Feeding this very wide frontend will come with challenges. Skymont’s instruction cache will have to service up to three accesses per cycle and deliver up to 96 bytes per cycle. Furthermore, the increased frontend bandwidth will have little impact if the out-of-order execution engine can’t keep up, or if instruction cache misses starve the decoders.
Out-of-Order Execution
After the frontend brings instructions into the core, Skymont can do register renaming and backend resource allocation for up to 8 instructions per cycle. Thus the core is overall 8-wide. It can sustain eight instructions per cycle. The 8th slide mentions dependency breaking, but doesn’t give specifics. Crestmont and prior Atoms could all break dependencies via move elimination or recognizing operations that always result in zero.
Skymont then has deeper queues and more out-of-order resources, letting it keep more instructions in flight to hide cache and memory latency. Doing so is vital to taking advantage of the wider frontend and renamer. Squinting at the slide suggests it says Skymont has a larger out-of-order scheduler and bigger physical register files. I can’t figure out what the last two lines say. But reordering capacity is limited by whatever resource runs out first, so it’s reasonable to assume Intel increased other structure sizes to keep things in balance.
Structure | Goldmont Plus (GLP) | Tremont | Crestmont | Golden Cove |
Reorder Buffer | 93 entry | 208 entry 2.23x over GLP | 256 entry | 512 entry 2x over Crestmont |
Integer Register File | 82 entry | 168 entry 2.04x over GLP | 214 entry | 280 entry 1.3x over Crestmont |
FP/Vector Register File | 91 entry | 175 entry 1.92x over GLP | 207 entry | 332 entry 1.6x over Crestmont |
Load Queue | 24 entry | 64 entry 2.6x over GLP | 80 entry | 192 entry 2.4x over Crestmont |
Store Queue | 26 entry | 42 entry 1.61x over GLP | 48 entry | 114 entry 2.3x over Crestmont |
Tremont massively increased structure sizes compared to Goldmont Plus. Those increases likely played a large role in its huge 30+% IPC gains. If Skymont gets similar increases, its structure sizes would be very close to Golden Cove’s.

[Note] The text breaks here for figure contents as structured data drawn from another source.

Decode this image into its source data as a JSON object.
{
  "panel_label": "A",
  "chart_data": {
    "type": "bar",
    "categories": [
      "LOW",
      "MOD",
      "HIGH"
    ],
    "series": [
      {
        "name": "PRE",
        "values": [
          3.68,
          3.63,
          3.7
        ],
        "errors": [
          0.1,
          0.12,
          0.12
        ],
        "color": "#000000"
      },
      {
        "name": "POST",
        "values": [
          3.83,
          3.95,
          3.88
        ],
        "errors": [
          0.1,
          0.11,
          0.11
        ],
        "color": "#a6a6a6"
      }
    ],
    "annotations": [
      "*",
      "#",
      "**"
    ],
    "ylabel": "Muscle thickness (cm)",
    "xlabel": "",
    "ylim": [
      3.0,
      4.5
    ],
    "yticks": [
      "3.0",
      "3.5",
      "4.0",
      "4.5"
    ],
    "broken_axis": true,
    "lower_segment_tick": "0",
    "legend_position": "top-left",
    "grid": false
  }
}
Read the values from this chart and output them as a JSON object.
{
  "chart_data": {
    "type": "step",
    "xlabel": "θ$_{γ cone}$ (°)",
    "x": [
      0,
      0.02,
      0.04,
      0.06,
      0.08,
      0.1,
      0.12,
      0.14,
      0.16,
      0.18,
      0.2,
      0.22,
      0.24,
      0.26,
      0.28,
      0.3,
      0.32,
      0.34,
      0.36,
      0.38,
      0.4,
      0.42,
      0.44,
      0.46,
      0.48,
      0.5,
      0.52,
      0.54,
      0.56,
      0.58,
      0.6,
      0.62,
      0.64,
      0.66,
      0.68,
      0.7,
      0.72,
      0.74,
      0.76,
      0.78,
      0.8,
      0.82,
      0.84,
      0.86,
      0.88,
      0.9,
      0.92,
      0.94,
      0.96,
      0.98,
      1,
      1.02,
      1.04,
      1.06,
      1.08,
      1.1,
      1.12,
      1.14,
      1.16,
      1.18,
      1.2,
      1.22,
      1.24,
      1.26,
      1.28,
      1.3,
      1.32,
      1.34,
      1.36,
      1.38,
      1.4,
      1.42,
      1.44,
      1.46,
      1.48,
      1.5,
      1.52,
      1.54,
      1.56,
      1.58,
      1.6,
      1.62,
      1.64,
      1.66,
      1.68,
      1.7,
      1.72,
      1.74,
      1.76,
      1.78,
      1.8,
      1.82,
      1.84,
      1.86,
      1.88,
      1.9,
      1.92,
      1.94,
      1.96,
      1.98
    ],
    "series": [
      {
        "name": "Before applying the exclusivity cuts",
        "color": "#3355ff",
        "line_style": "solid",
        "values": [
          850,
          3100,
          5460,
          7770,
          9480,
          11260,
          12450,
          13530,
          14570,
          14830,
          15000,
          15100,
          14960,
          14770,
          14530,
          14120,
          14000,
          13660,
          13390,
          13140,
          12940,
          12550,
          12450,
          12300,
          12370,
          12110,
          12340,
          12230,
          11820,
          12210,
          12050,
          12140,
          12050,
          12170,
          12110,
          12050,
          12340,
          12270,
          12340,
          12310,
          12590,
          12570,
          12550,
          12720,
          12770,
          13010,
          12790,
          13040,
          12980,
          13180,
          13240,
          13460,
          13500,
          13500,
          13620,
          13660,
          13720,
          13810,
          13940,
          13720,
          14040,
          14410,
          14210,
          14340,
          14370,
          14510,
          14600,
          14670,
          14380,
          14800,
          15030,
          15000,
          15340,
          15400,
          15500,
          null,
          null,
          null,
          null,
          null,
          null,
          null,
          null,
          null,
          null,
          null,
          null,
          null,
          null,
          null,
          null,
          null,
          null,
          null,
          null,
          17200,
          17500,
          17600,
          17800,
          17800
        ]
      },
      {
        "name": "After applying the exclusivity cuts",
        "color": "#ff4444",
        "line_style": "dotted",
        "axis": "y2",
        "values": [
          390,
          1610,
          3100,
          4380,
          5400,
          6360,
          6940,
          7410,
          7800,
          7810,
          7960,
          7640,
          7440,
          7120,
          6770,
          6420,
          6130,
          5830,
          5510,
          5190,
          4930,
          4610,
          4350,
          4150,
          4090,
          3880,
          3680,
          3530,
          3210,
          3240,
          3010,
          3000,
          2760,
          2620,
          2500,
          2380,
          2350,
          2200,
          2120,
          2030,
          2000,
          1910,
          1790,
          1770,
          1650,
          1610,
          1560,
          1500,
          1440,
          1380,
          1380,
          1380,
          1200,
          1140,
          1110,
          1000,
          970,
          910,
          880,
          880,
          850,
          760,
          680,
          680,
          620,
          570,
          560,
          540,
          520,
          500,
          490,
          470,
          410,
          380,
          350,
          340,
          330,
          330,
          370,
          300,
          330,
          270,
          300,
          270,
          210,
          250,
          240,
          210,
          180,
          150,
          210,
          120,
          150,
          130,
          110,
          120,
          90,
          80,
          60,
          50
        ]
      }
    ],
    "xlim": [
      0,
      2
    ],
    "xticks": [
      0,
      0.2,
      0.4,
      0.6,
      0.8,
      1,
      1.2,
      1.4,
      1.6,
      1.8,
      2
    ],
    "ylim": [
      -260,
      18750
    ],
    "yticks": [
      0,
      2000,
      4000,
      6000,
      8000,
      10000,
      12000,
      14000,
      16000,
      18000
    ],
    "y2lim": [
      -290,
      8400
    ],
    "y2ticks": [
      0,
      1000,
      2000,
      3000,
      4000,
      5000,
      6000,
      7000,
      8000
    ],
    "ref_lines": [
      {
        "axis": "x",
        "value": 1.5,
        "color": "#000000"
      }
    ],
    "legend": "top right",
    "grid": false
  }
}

The 8th slide has another “16-wide” point. I don’t know what that refers to, but one guess is execution port count. Gracemont and Crestmont already had 17 execution ports. Perhaps Skymont has similar execution width, with one less-used port cut to control power and area. Or, Intel could simply be counting execution ports differently.
The 5th slide shows Skymont’s rough execution layout, though there are too few pixels to establish anything concrete. If the dark blue area is the FP/vector side though, Skymont might have twice as many FP/vector math execution ports compared to Crestmont. The slide text certainly seems to say either “Double vector & FP Throughput” or “Double vector & AI Throughput”. Both would be consistent with doubling execution pipe count, since AI benefits from vector execution too. That could contribute to Skymont’s large FP performance gain, if that’s what the 68% figure points to.
Final Words
Intel’s Atom line has grown to be an important component of the company’s CPU strategy, with E-Cores taking an increasingly prominent role. Skymont appears to be another step in the same direction. Massive performance per clock increases would bring Skymont closer to achieving P-Core performance, particularly if power and thermal constraints prevent P-Cores from reaching their very high boost clocks.
If Skymont is improving performance by going for large IPC gains instead of clock speed increases, it does mirror Apple and Arm’s strategy. Apple and Arm have kept clock speeds relatively low while implementing ever larger out-of-order execution engines. That strategy has served them well in very power constrained devices like fanless tablets and cell phones. I’m looking forward to seeing how Skymont stacks up.